How is the DWT used in JPEG 2000?

JPEG 2000 uses the Cohen-Daubechies-Feauveau 9/7 biorthogonal wavelet (CDF 9/7) for lossy compression, and the 5/3 wavelet for lossless compression, replacing the DCT used in JPEG.

What is coefficient thresholding?

Thresholding sets small wavelet detail coefficients to zero. Hard thresholding zeros all coefficients below a threshold; soft thresholding also shrinks large coefficients. Used for denoising.

Can the DWT be inverted exactly?

Yes. The Inverse DWT (IDWT) reconstructs the original signal exactly from approximation and detail coefficients using the conjugate mirror filters, provided no coefficients have been discarded or quantised.

About this simulation

This simulation runs Mallat's pyramid algorithm on a 256-sample synthetic signal, repeatedly convolving with a low-pass/high-pass filter pair and downsampling by 2 to peel off approximation and detail coefficients level by level.

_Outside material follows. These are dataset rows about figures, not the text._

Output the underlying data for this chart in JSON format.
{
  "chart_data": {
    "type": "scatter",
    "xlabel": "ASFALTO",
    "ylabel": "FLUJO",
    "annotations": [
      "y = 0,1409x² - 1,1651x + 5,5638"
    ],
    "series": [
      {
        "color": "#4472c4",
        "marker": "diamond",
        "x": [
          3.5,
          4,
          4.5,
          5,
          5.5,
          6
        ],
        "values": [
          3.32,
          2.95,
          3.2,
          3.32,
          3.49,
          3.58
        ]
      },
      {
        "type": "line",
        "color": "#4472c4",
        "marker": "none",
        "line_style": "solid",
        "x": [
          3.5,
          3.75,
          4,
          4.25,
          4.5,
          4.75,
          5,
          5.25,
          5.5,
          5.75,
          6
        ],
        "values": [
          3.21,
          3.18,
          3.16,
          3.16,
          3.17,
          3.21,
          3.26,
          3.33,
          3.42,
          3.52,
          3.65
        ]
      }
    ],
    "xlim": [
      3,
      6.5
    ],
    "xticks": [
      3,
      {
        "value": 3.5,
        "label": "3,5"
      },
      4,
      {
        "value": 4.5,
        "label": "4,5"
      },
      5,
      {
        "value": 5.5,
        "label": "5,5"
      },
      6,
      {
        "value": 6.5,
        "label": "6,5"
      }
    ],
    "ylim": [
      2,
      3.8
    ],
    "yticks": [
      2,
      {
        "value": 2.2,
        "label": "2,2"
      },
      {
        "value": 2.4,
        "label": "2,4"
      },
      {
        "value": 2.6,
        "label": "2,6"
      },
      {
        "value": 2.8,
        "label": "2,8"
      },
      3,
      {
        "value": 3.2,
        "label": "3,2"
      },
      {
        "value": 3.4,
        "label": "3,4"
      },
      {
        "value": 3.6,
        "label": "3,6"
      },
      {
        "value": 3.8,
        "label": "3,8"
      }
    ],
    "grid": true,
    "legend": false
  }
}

Switching between the Haar and Daubechies-4 filter banks, or between sine, chirp, step, and noisy signals, shows directly how filter smoothness and signal structure shape the resulting scalogram.

🔬 What it shows

The original waveform above a colour-coded scalogram whose rows are detail coefficient magnitudes at each decomposition level, or — after toggling view — stacked line plots of the approximation and each detail band separately.

🎮 How to use

Choose Haar or Daubechies-4 wavelet and a signal type from the dropdowns, drag the decomposition-levels and signal-frequency sliders, click Rebuild to recompute, and press Toggle View (or the I key) to flip between scalogram and coefficient-row display.

💡 Did you know?

Unlike the Fourier transform, which uses the same fixed window at every frequency, the wavelet transform's implicit window narrows automatically at high frequencies and widens at low ones — which is exactly why a Chirp signal (frequency rising over time) lights up different scalogram levels at different moments instead of smearing across the whole time axis.

Frequently asked questions

Why does switching to the Step Function signal light up so many detail levels at once?

A sharp discontinuity contains energy across a very wide range of frequencies, so the high-pass filter g extracts non-trivial detail coefficients right around the jump point at every decomposition level — this is exactly why the scalogram shows a bright vertical band at the step location cutting across all rows.

What's actually different between choosing Haar and Daubechies-4?

Haar's two-tap filter is just an averaging/differencing pair, so it reacts to abrupt changes instantly but produces blocky-looking detail coefficients; Daubechies-4's four-tap filter has more vanishing moments, giving smoother, more spread-out coefficients for the same signal — compare the two on the Sine Wave signal to see the visual difference in coefficient smoothness.

Why does "Energy (recon)" nearly match "Energy (orig)" in the stats panel?

Because Haar and Daubechies wavelets are orthogonal, Parseval's theorem guarantees the total energy split across the approximation and all detail bands equals the original signal's energy — the small numerical difference you see comes only from boundary-handling in the convolution, not from any information loss.

Why does increasing decomposition levels stop having an effect after a certain point?

Each level halves the approximation length via downsampling, and the loop in the code stops once the remaining approximation is too short to filter — so past roughly log₂(256)=8 levels there's nothing left to decompose, which is why the levels slider is capped well below that.

Why does a Noisy Sine signal still show a clear pattern in the low-level scalogram rows?

Random noise is spread roughly evenly across all frequencies and appears mostly in the finest detail level (highest row, shortest scale), while the sine wave's genuine periodic structure concentrates energy in the coarser levels that match its frequency — this separation by scale is the same principle wavelet denoising exploits.